Source | https://hbr.org : By Alison Beard
Why don’t cows choreograph dances? Why don’t alligators invent speedboats?” These are questions that Anthony Brandt, a composer, and David Eagleman, a neuroscientist, ask—and immediately answer—in the first chapter of their new book, The Runaway Species. Animals can’t match human ingenuity, they explain, because of “an evolutionary tweak in the algorithms running [our] brains.” We’re different because we see the world not just as it is but as it could be. We think What if? and can therefore create our own futures. And what an existence we’ve fashioned so far: language and accounting, the wheel and the plow, vaccines and medicines, cinema and skyscrapers, satellites and smartphones.
Of course, even ideas conceived and developed by the world’s best minds rarely lead to meaningful progress on that level. So which inventions have had the most impact—and why? What can they teach us about game-changing innovation? And how will science and technology revolutionize our lives next?
The rest of The Runaway Species sheds light on these issues—as do three other recent releases: Simply Electrifying, a thorough history of electricity by the industry veteran Craig R. Roach; Fifty Inventions That Shaped the Modern Economy, a collection of short essays on subjects from plastic to property registers, by the economist and Financial Times columnist Tim Harford; and Soonish, an in-depth, occasionally humorous look at 10 emerging fields of research (think asteroid mining, programmable matter, and brain-computer interfaces), by the bioscientist Kelly Weinersmith and her cartoonist husband, Zach.

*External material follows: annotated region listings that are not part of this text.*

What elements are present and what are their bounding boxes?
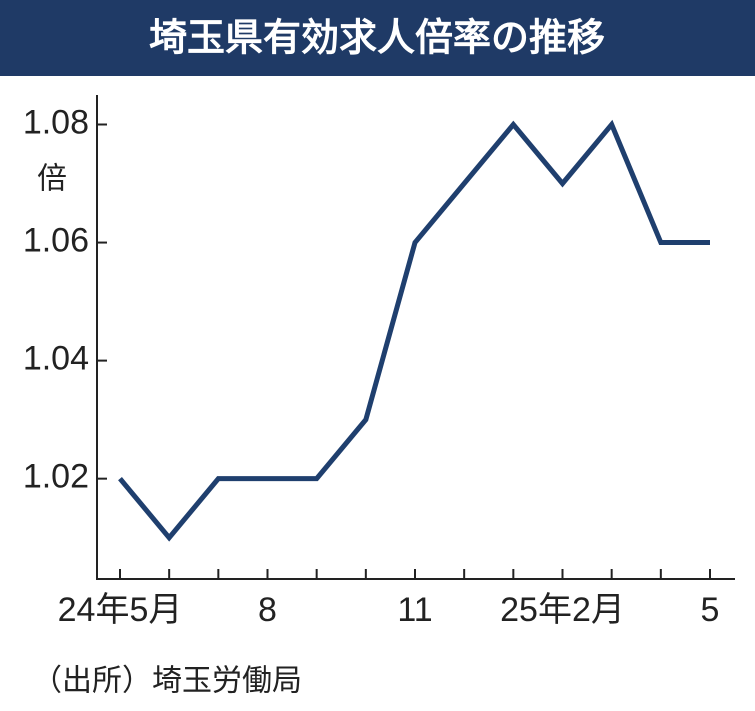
y-tick-label: 1.08 — [23, 103, 89, 141]
y-tick-label: 1.02 — [23, 458, 89, 496]
source-note: （出所）埼玉労働局 — [32, 664, 302, 699]
x-tick-label: 8 — [258, 591, 277, 629]
x-tick-label: 11 — [397, 591, 432, 629]
x-tick-label: 5 — [701, 591, 720, 629]
y-tick-label: 1.04 — [23, 340, 89, 378]
x-tick-label: 25年2月 — [500, 591, 625, 629]
unit-label: 倍 — [37, 162, 67, 197]
x-tick-label: 24年5月 — [58, 591, 183, 629]
y-tick-label: 1.06 — [23, 222, 89, 260]
chart-title: 埼玉県有効求人倍率の推移 — [149, 16, 605, 60]
title-banner — [0, 0, 755, 76]
data-line — [118, 119, 710, 542]
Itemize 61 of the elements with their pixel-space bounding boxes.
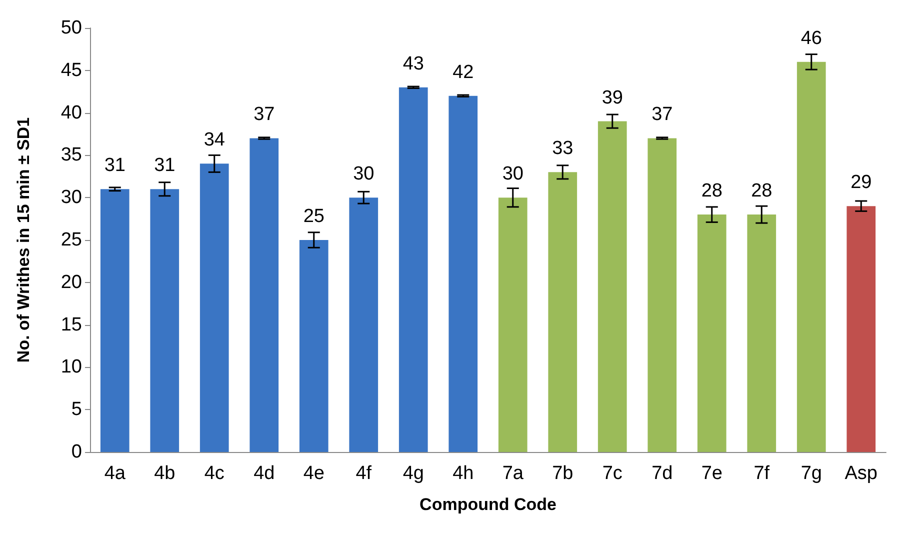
bar xyxy=(747,214,776,452)
data-label: 33 xyxy=(552,138,574,160)
y-tick-label: 25 xyxy=(60,230,82,250)
x-tick-label: 7e xyxy=(701,463,722,484)
bar xyxy=(846,206,876,452)
data-label: 34 xyxy=(204,130,226,151)
bar xyxy=(498,198,528,452)
data-label: 30 xyxy=(502,164,524,185)
y-tick-label: 35 xyxy=(60,144,82,166)
y-tick-label: 10 xyxy=(60,356,82,378)
x-tick-label: 4e xyxy=(303,463,324,484)
x-tick-label: 4a xyxy=(104,463,126,484)
x-tick-label: 4h xyxy=(452,463,474,484)
x-axis-title: Compound Code xyxy=(420,495,556,514)
data-label: 37 xyxy=(254,104,275,126)
data-label: 28 xyxy=(751,180,772,202)
data-label: 29 xyxy=(850,172,872,194)
bar xyxy=(398,87,428,452)
x-tick-label: 7a xyxy=(502,463,524,484)
bar xyxy=(598,121,627,452)
data-label: 31 xyxy=(154,155,176,176)
bar xyxy=(548,172,578,452)
bar xyxy=(250,138,279,452)
x-tick-label: Asp xyxy=(844,463,878,484)
x-tick-label: 7b xyxy=(552,463,574,484)
y-tick-label: 40 xyxy=(60,102,82,124)
data-label: 46 xyxy=(800,28,822,49)
y-tick-label: 30 xyxy=(60,187,82,208)
y-tick-label: 45 xyxy=(60,60,82,81)
bar xyxy=(349,198,378,452)
y-tick-label: 15 xyxy=(60,314,82,336)
x-tick-label: 7d xyxy=(652,463,673,484)
bar xyxy=(796,62,826,452)
bar xyxy=(648,138,677,452)
bar xyxy=(100,189,130,452)
x-tick-label: 4g xyxy=(402,463,424,484)
x-tick-label: 7f xyxy=(754,463,770,484)
x-tick-label: 4f xyxy=(356,463,372,484)
bar xyxy=(448,96,478,452)
y-tick-label: 50 xyxy=(60,18,82,38)
x-tick-label: 4c xyxy=(204,463,224,484)
data-label: 37 xyxy=(652,104,673,126)
data-label: 39 xyxy=(602,87,623,108)
bar xyxy=(697,214,726,452)
data-label: 42 xyxy=(452,62,474,83)
y-tick-label: 5 xyxy=(71,399,82,420)
data-label: 43 xyxy=(402,53,424,74)
bar xyxy=(299,240,328,452)
x-tick-label: 4d xyxy=(254,463,275,484)
bar xyxy=(150,189,180,452)
x-tick-label: 4b xyxy=(154,463,176,484)
data-label: 25 xyxy=(303,206,324,227)
bar xyxy=(200,164,229,452)
data-label: 31 xyxy=(104,155,126,176)
y-axis-title: No. of Writhes in 15 min ± SD1 xyxy=(14,117,33,363)
x-tick-label: 7c xyxy=(602,463,622,484)
y-tick-label: 20 xyxy=(60,272,82,293)
x-tick-label: 7g xyxy=(800,463,822,484)
data-label: 28 xyxy=(701,180,722,202)
data-label: 30 xyxy=(353,164,374,185)
y-tick-label: 0 xyxy=(71,442,82,462)
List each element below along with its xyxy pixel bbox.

Wisely, none of the authors really attempt to answer the first question: Which inventions do or will matter most? Whether the light bulb and the steam engine trump space travel and Google search is something for philosophers to debate. It’s more useful to explore why some ideas transformed business, culture, and society while others didn’t.
Skimming all four books might lead you to believe that top-tier invention begins and ends with individual genius: Brandt and Eagleman often reference Picasso; Roach’s chapter titles include “Benjamin Franklin’s Kite,” “Samuel Morse’s Telegraph,” and “Thomas Edison’s Light”; Harford tends to focus on the people behind his economy-shaping ideas; the Weinersmiths interviewed an array of “scientific oddballs.”

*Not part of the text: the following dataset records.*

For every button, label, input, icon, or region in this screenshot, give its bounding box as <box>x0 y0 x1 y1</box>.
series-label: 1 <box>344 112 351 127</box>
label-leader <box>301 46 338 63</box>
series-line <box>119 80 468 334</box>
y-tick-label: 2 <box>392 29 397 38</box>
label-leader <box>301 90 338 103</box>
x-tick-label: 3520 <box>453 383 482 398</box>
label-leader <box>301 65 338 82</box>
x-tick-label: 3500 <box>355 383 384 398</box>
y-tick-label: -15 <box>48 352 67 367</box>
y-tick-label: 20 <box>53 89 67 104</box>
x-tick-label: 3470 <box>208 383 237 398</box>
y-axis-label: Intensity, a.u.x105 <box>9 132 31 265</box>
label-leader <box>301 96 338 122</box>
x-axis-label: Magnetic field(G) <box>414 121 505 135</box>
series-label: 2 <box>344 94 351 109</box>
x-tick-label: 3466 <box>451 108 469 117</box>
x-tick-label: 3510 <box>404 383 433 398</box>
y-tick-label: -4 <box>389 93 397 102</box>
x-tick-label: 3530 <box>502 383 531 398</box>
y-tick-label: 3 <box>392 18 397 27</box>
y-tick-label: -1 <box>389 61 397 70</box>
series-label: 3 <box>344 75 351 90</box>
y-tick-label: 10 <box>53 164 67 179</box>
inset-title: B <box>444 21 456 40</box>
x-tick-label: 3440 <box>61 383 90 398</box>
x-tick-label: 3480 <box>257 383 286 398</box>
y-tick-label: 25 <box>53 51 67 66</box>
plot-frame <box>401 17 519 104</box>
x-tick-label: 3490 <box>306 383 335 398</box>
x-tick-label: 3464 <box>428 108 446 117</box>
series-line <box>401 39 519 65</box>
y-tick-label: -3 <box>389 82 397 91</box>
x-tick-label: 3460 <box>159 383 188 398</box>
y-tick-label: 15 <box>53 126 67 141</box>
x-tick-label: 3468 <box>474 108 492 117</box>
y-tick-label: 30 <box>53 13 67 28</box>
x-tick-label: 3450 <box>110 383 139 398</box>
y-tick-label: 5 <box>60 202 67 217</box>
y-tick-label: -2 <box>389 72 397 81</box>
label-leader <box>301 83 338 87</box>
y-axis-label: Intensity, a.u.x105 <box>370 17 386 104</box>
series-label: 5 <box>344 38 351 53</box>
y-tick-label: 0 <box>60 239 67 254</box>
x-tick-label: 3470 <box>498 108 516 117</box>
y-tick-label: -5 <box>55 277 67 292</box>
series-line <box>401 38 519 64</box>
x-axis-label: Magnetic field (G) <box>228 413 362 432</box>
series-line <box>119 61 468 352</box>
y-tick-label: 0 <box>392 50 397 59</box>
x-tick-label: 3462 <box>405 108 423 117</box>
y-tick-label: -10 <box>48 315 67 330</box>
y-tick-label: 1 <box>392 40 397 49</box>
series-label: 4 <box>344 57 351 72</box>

But a closer read reveals an emphasis on collaboration and cross-pollination: between experts in different disciplines, researchers and technologists, entrepreneurs and financiers, private and public sectors. “Creativity is an inherently social act,” Brandt and Eagleman contend. Just as great art comes from “bending, breaking and blending” previous work, “groundbreaking technologies…result from inventors ‘riffing on the best ideas of their heroes.’” (This argument is bolstered by delightful visuals.)